Active in Masonic affairs, he was a member of the Grand Lodge of Ancient Free and Accepted Masons of Maryland, Mystic Circle Lodge A.F. & A.M. of Baltimore, Belvidere R.A. chapter No. 39, Beauseant Commandery No. 8 Knights Templar, Masonic Veterans Association of Maryland, Baltimore Forest No. 45 T.C.L., Officers Past and Officers Association District No. 14 T.C.L. and the Boumi Temple Shrine.

Services were set for 11 a.m. today in the chapel of the Henry W. Jenkins & Sons Funeral Home, 4905 York Road, Baltimore. Interment will be in Loudon Park Cemetery.

In addition to his daughter, he is survived by two grandchildren and four great-grandchildren.

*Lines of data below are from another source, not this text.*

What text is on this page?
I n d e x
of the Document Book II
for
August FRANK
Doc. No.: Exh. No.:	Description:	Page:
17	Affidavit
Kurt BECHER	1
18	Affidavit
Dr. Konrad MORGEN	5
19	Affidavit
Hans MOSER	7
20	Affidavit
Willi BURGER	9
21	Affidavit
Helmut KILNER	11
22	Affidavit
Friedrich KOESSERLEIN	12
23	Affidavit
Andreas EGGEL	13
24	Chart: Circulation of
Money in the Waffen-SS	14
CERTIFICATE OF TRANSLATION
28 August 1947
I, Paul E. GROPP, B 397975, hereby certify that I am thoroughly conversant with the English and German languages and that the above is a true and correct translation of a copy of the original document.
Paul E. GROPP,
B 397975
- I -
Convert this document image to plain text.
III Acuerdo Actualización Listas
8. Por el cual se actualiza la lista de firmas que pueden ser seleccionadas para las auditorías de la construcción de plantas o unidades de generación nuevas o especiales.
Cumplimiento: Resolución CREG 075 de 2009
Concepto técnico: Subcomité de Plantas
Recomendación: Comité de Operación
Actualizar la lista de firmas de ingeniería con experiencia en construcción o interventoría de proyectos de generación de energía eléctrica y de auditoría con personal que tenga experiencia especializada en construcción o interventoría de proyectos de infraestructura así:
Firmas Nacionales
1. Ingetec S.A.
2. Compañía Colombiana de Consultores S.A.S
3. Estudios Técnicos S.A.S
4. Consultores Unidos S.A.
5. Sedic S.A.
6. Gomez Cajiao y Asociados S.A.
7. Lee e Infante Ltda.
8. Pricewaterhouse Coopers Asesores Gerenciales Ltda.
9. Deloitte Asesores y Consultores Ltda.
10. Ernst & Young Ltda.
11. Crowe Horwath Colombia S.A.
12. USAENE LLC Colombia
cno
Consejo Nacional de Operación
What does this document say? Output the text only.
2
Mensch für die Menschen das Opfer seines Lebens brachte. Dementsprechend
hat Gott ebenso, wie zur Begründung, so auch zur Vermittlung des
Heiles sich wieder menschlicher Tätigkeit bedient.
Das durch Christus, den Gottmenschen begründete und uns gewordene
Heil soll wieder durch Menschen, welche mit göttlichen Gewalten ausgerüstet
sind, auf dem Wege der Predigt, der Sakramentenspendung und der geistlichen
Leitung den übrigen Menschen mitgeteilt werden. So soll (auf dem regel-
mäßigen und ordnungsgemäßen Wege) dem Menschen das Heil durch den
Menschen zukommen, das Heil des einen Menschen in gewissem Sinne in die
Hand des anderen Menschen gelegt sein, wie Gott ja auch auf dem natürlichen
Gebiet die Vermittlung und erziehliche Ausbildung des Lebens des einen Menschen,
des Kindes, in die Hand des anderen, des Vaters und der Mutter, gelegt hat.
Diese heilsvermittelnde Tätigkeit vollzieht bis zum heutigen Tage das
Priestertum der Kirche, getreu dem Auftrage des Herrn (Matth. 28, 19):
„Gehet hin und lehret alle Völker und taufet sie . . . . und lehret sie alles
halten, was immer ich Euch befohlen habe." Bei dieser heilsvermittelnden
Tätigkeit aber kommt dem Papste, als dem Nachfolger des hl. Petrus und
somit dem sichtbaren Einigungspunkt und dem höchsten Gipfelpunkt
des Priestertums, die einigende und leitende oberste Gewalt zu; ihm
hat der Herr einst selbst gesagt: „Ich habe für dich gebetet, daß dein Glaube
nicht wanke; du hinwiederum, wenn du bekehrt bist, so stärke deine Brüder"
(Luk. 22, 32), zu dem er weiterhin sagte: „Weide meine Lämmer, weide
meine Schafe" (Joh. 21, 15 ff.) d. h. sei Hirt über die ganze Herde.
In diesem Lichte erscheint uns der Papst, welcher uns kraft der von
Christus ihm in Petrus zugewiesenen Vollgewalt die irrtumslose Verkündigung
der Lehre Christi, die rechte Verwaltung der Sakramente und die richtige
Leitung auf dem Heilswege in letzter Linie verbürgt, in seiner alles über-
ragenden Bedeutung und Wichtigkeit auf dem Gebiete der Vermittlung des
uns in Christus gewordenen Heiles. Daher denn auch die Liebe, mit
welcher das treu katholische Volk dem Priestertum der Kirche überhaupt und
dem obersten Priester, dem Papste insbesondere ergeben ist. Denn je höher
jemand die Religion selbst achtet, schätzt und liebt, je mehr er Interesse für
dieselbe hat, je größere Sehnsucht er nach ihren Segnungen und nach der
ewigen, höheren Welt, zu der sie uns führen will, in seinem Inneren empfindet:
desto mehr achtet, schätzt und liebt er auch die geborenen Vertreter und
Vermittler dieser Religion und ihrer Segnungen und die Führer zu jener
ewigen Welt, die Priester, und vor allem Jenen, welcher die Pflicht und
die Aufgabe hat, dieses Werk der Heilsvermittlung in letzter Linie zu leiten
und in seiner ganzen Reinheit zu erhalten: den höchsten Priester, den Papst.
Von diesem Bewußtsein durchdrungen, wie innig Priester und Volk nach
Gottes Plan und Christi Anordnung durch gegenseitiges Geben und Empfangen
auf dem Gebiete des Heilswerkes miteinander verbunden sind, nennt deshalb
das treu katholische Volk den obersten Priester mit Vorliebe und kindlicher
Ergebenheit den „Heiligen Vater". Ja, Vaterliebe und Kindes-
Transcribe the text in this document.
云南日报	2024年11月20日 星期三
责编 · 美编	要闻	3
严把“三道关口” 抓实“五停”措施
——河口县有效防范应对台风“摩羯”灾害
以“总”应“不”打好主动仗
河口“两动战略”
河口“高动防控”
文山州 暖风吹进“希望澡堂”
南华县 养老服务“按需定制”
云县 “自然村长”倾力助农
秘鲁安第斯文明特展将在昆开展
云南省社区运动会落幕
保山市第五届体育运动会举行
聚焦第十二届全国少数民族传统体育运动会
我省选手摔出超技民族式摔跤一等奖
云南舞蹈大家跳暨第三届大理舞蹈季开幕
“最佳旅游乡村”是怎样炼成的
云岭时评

Contributions may be made to any Masonic group or the Asbury United Methodist Church, Creedmoor Road, Raleigh, N.C. 27613.

Dr. Charles Hassett

Edgewood researcher

Dr. Charles C. Hassett, retired head of the Experimental Medicine Branch at the Edgewood Arsenal, died Wednesday of heart failure at the Greater Baltimore Medical Center.

The 88-year-old Towson resident retired in 1975 after 30 years as a research physiologist at Edgewood. He did work on insect physiology, toxicology and metabolism, much of it con

cerned with medical defenses against chemical warfare agents.

Author of many published research papers, he was a member of Phi Beta Kappa, the American Society of Physiologists, the Entomological Society of America and Sigma Xi and the Scientific Research Society.

The New Haven, Conn., native was reared in Buffalo, N.Y., where he graduated from South Park High School in 1922. He also is a 1938 graduate of the University of Buffalo.